よくここまでの量を一人で運べるものだ。本はまだカイルの後ろにも数冊は落ちている。こうなったら全て拾っておこうと、移動して残りの分も拾い出すと、カイルも膝をついて一つ、また一つと本を拾い始めた。

「…カイル様は本当に魔法がお好きなのですね。どの本も魔法についての物ばかりですわ。凄いですわね」

また酷い言葉を投げ掛けられるかもしれない。そう思ったが今の彼からはピリピリとした雰囲気を感じなかったので素直に問い掛けてみた。
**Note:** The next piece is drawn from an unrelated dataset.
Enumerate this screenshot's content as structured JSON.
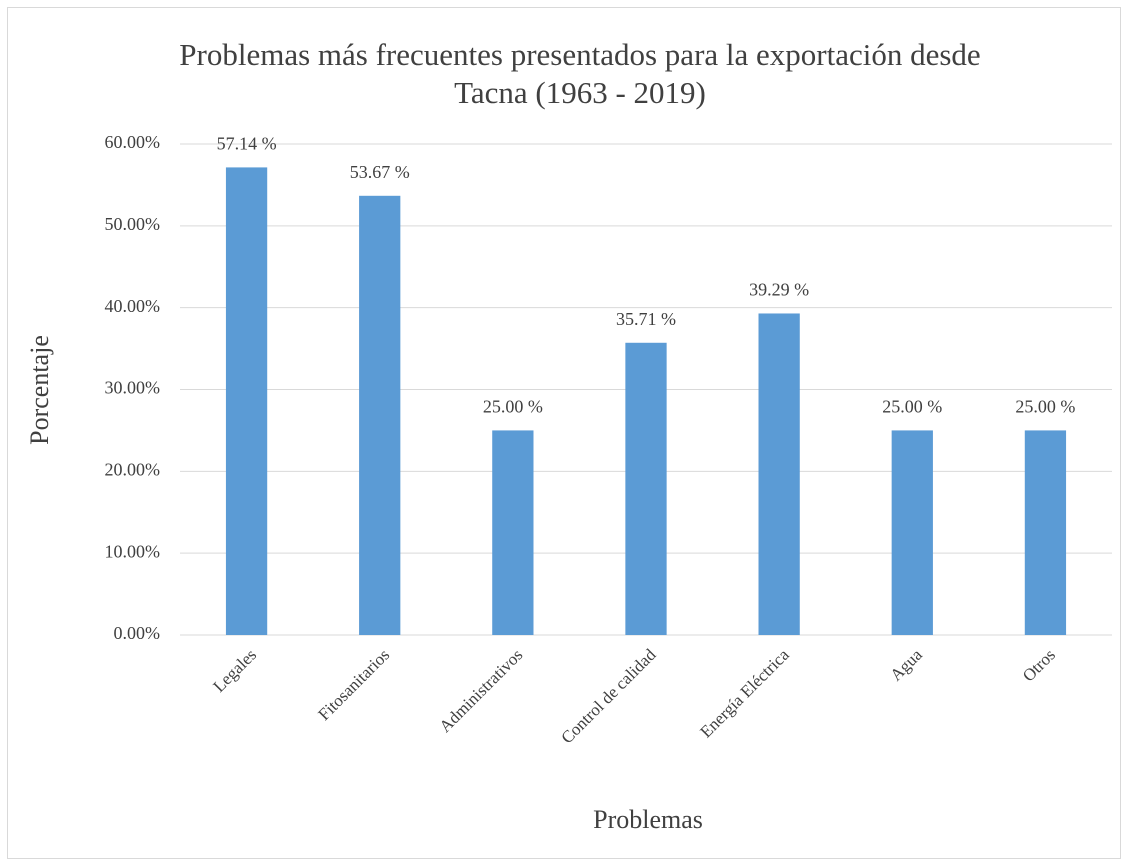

返ってこない返事に様子を伺うと、横で淡々と本を拾うカイルは、先程のように怖い顔をしてはいなかった。何かを考えているようで、瞳には迷いがあるように見えた。

口を僅かに開いては閉じてを繰り返し、ついに最後の一冊をカイルが拾い上げた。本の山は三つになり、本当に台車を使わずに運んだのかと思ってしまった。

「…カイル様は怪力ですの?」

思わず心の声が漏れてしまい、慌てて口を押さえたが気づいた時には遅かった。その瞬間、ギョロリと切れ長の瞳でユーナは睨まれたのだ。
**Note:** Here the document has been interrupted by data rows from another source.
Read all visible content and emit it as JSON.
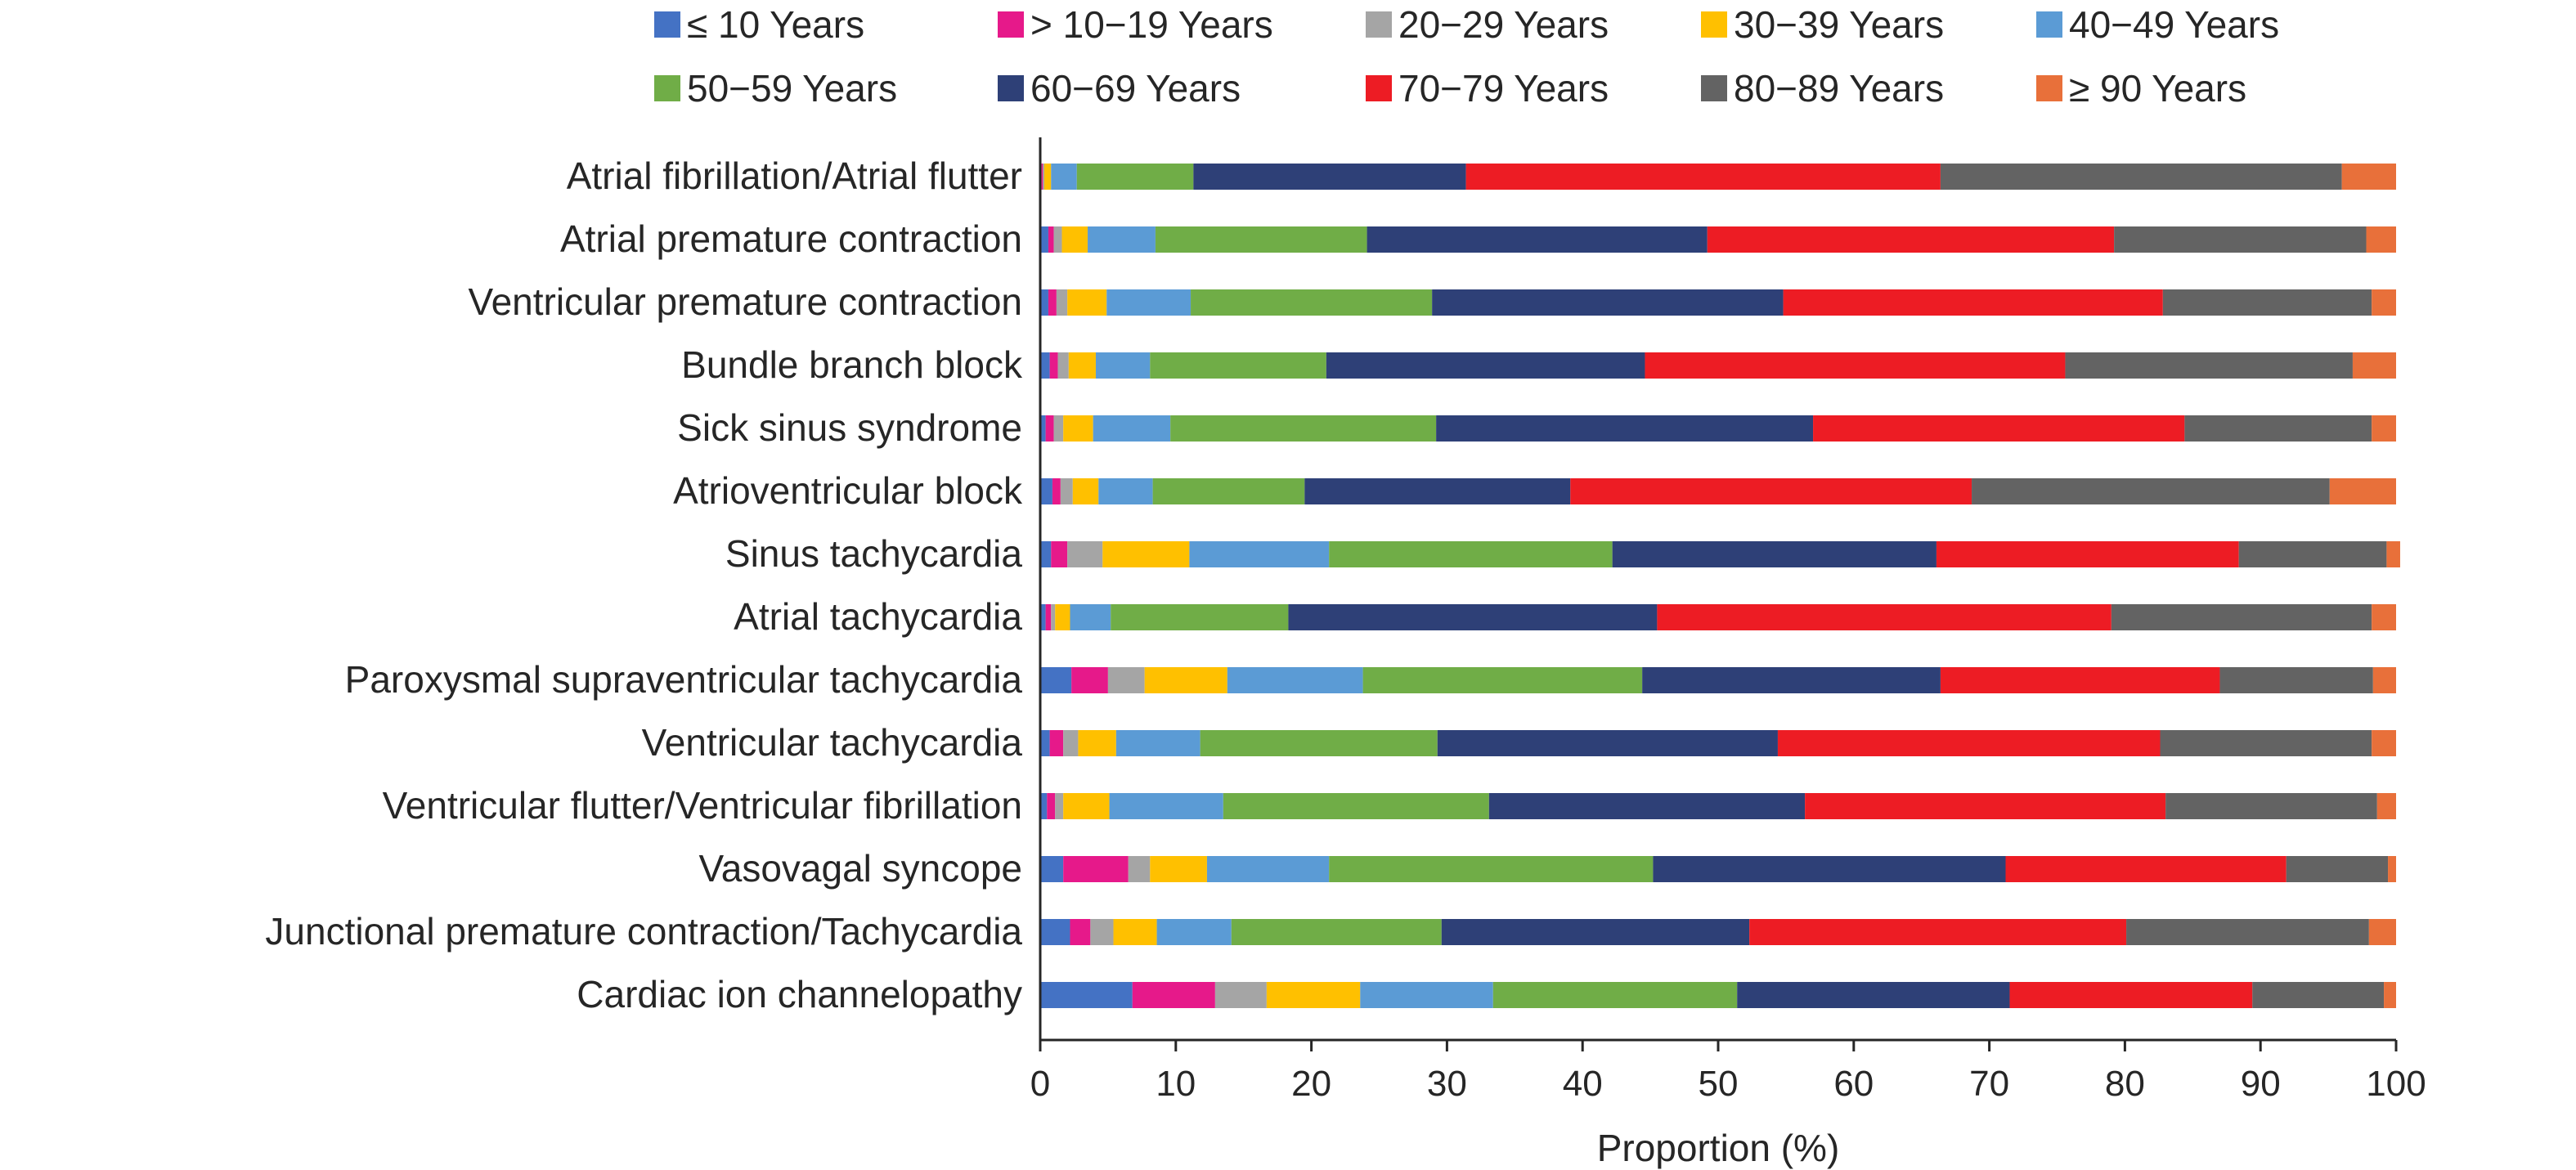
{
  "chart_data": {
    "type": "bar",
    "orientation": "horizontal",
    "stacked": true,
    "title": "",
    "xlabel": "Proportion (%)",
    "ylabel": "",
    "xlim": [
      0,
      100
    ],
    "xticks": [
      "0",
      "10",
      "20",
      "30",
      "40",
      "50",
      "60",
      "70",
      "80",
      "90",
      "100"
    ],
    "grid": false,
    "legend_position": "top",
    "categories": [
      "Atrial fibrillation/Atrial flutter",
      "Atrial premature contraction",
      "Ventricular premature contraction",
      "Bundle branch block",
      "Sick sinus syndrome",
      "Atrioventricular block",
      "Sinus tachycardia",
      "Atrial tachycardia",
      "Paroxysmal supraventricular tachycardia",
      "Ventricular tachycardia",
      "Ventricular flutter/Ventricular fibrillation",
      "Vasovagal syncope",
      "Junctional premature contraction/Tachycardia",
      "Cardiac ion channelopathy"
    ],
    "series": [
      {
        "name": "≤ 10 Years",
        "color": "#4472C4",
        "values": [
          0.1,
          0.6,
          0.6,
          0.7,
          0.4,
          0.9,
          0.8,
          0.4,
          2.3,
          0.7,
          0.5,
          1.7,
          2.2,
          6.8
        ]
      },
      {
        "name": "> 10−19 Years",
        "color": "#E6198A",
        "values": [
          0.1,
          0.4,
          0.6,
          0.6,
          0.6,
          0.6,
          1.2,
          0.4,
          2.7,
          1.0,
          0.6,
          4.8,
          1.5,
          6.1
        ]
      },
      {
        "name": "20−29 Years",
        "color": "#A5A5A5",
        "values": [
          0.1,
          0.6,
          0.8,
          0.8,
          0.7,
          0.9,
          2.6,
          0.3,
          2.7,
          1.1,
          0.6,
          1.6,
          1.7,
          3.8
        ]
      },
      {
        "name": "30−39 Years",
        "color": "#FFC000",
        "values": [
          0.5,
          1.9,
          2.9,
          2.0,
          2.2,
          1.9,
          6.4,
          1.1,
          6.1,
          2.8,
          3.4,
          4.2,
          3.2,
          6.9
        ]
      },
      {
        "name": "40−49 Years",
        "color": "#5B9BD5",
        "values": [
          1.9,
          5.0,
          6.2,
          4.0,
          5.7,
          4.0,
          10.3,
          3.0,
          10.0,
          6.2,
          8.4,
          9.0,
          5.5,
          9.8
        ]
      },
      {
        "name": "50−59 Years",
        "color": "#70AD47",
        "values": [
          8.6,
          15.6,
          17.8,
          13.0,
          19.6,
          11.2,
          20.9,
          13.1,
          20.6,
          17.5,
          19.6,
          23.9,
          15.5,
          18.0
        ]
      },
      {
        "name": "60−69 Years",
        "color": "#2E4077",
        "values": [
          20.1,
          25.1,
          25.9,
          23.5,
          27.8,
          19.6,
          23.9,
          27.2,
          22.0,
          25.1,
          23.3,
          26.0,
          22.7,
          20.1
        ]
      },
      {
        "name": "70−79 Years",
        "color": "#ED1C24",
        "values": [
          35.0,
          30.0,
          28.0,
          31.0,
          27.4,
          29.6,
          22.3,
          33.5,
          20.6,
          28.2,
          26.6,
          20.7,
          27.8,
          17.9
        ]
      },
      {
        "name": "80−89 Years",
        "color": "#636363",
        "values": [
          29.6,
          18.6,
          15.4,
          21.2,
          13.8,
          26.4,
          10.9,
          19.2,
          11.3,
          15.6,
          15.6,
          7.5,
          17.9,
          9.7
        ]
      },
      {
        "name": "≥ 90 Years",
        "color": "#E8703A",
        "values": [
          4.0,
          2.2,
          1.8,
          3.2,
          1.8,
          4.9,
          1.0,
          1.8,
          1.7,
          1.8,
          1.4,
          0.6,
          2.0,
          0.9
        ]
      }
    ]
  }
}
また怒らしてしまった?!と内心ビクビクしている俺を煽るようにカイルが大きな溜め息をついた。

「…貴女は馬鹿ですか」

「なッ…!馬鹿とは何よ!?」

いきなり馬鹿呼ばわりをしてきたカイルに思わず負けじと睨み返す。

片手でまた眼鏡の位置をグイッと戻すカイル。この動作は彼の癖なのかもしれない。

「この量の本を流石の俺でも運べる訳がないだろ。これは風魔法を使って本を浮かばせていたんだ。城でも魔法を使うことが許された宮廷魔術師アポストルの階級2等以上の者は限られてはいるが、研究室以外でも使用を許されているからな」

初めて嫌味の含まれない普通の言葉に、鳩が豆鉄砲を食らったかのようにポカンとしてしまった。

「…なんだ?その驚いた顔は。俺が懇切丁寧に説明してやったと言うのに、失礼な奴だなお前は」

そう言ってカイルは立ち上がり本に手をかざして何かを唱えると、全ての本が宙に浮かび上がった。